A questo benemerito sacerdote, educatore e insegnante è riconosciuto il merito di aver gettato le basi per la fondazione della Scuola Media a Militello in quei difficili anni del dopo-guerra 1943-44 e 1944-45, affidando la docenza a diversi professionisti e insegnanti, ed anche a un ex ufficiale dell’Esercito sbandato. Il Raciti elesse gratuitamente la presidenza nella sua casa di Piazza Municipio n.2 ed a fine anno scolastico si premurava di accompagnare egli stesso gli alunni a Caltagirone per gli esami. In questo periodo il Raciti riesce a convincere il signor Melchiore Bisicchia a donare il locale dell’ex Ospizio dei Vecchi di viale Regina Margherita per alloggiarvi la Scuola Media, che allora aveva cominciato a funzionare nei locali del Municipio. Dal 1945 le redini della nascente istituzione scolastica saranno prese dal prof. Paolo Abramo.

Dal 1939 al 1954, nei quindici anni successivi, il secondo rettore della chiesa fu un prozìo dello scrivente, il sac. Dott. Salvatore Abbotto, già parroco a Licodia Eubea e in S.Maria La Nuova di Messina.

Egli fu molto attivo e apriva la chiesa tutti i giorni per la S. Messa al mattino e alla sera per la Benedizione e relativa predica, mostrando una particolare predilezione per il Bambino Gesù, di cui non mancava mai di celebrare le varie ricorrenze. Certamente egli sarebbe stato anche un vero e prestigioso Primo Parroco. Invece ne venne nominato uno decisamente all’opposto.

Durante il suo rettorato, negli anni della seconda Guerra Mondiale, i militari di stanza a Militello scelsero la chiesa di S.Benedetto per la consueta Messa domenicale e, prima della cerimonia religiosa il comandante schierava il contingente nel sagrato della piazza per impartire le sue direttive.

Anche oggi in questo tempio vengono tenute le cerimonie religiose per la commemorazione dei Caduti in Guerra.

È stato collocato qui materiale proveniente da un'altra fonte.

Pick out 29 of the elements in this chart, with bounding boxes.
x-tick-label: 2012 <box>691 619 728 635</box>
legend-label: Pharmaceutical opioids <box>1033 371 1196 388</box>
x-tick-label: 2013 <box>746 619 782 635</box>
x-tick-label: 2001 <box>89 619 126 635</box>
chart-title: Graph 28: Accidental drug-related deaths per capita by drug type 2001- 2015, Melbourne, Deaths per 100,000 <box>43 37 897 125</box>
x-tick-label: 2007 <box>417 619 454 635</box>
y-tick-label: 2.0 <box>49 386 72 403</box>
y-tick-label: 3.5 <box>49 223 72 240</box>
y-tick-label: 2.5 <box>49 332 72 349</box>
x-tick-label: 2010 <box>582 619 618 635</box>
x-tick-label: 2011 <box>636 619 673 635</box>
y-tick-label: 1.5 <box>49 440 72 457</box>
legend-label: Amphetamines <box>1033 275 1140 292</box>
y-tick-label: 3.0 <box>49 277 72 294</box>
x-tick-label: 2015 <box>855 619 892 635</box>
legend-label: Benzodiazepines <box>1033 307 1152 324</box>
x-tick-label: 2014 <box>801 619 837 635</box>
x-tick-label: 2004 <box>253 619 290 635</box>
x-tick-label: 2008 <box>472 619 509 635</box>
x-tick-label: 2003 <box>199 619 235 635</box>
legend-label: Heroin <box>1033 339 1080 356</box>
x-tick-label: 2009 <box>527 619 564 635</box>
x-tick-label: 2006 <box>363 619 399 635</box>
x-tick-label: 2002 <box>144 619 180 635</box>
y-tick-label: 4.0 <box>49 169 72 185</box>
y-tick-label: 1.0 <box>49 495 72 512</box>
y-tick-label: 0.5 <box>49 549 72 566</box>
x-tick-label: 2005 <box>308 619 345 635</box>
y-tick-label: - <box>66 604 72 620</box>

Il vescovo di Caltagirone mons. Pietro Capizzi, con decreto dell’8 Dicembre 1952 la elevò a Parrocchia, che incominciò a funzionare dal 1954.

I parroci della Chiesa di S. Benedetto

-SINOPOLI Filippo (dal 1954 al 1992)

-CORBINO Salvatore Antonio (dal 1992 al 1997)

-MONTES Giacomo (dal 1997 al 2006)

-GUZZARDI Michele (dal 2006 al 2011)

-FEDERICO Giuseppe (dal 2011 al 2016) in solidum per S.Nicolò e per S.Maria della Stella con:

-RANDELLO Fabio e

-LA NOCE Emilio

– BERRETTA Luca (dal 2016 in carica) anche della Chiesa Madre S.Nicolò-SS.Salvatore

TESTO TRATTO DAL LIBRO: MILITELLO IN VAL DI CATANIA NELLA STORIA di Mario Aurelio Abbotto.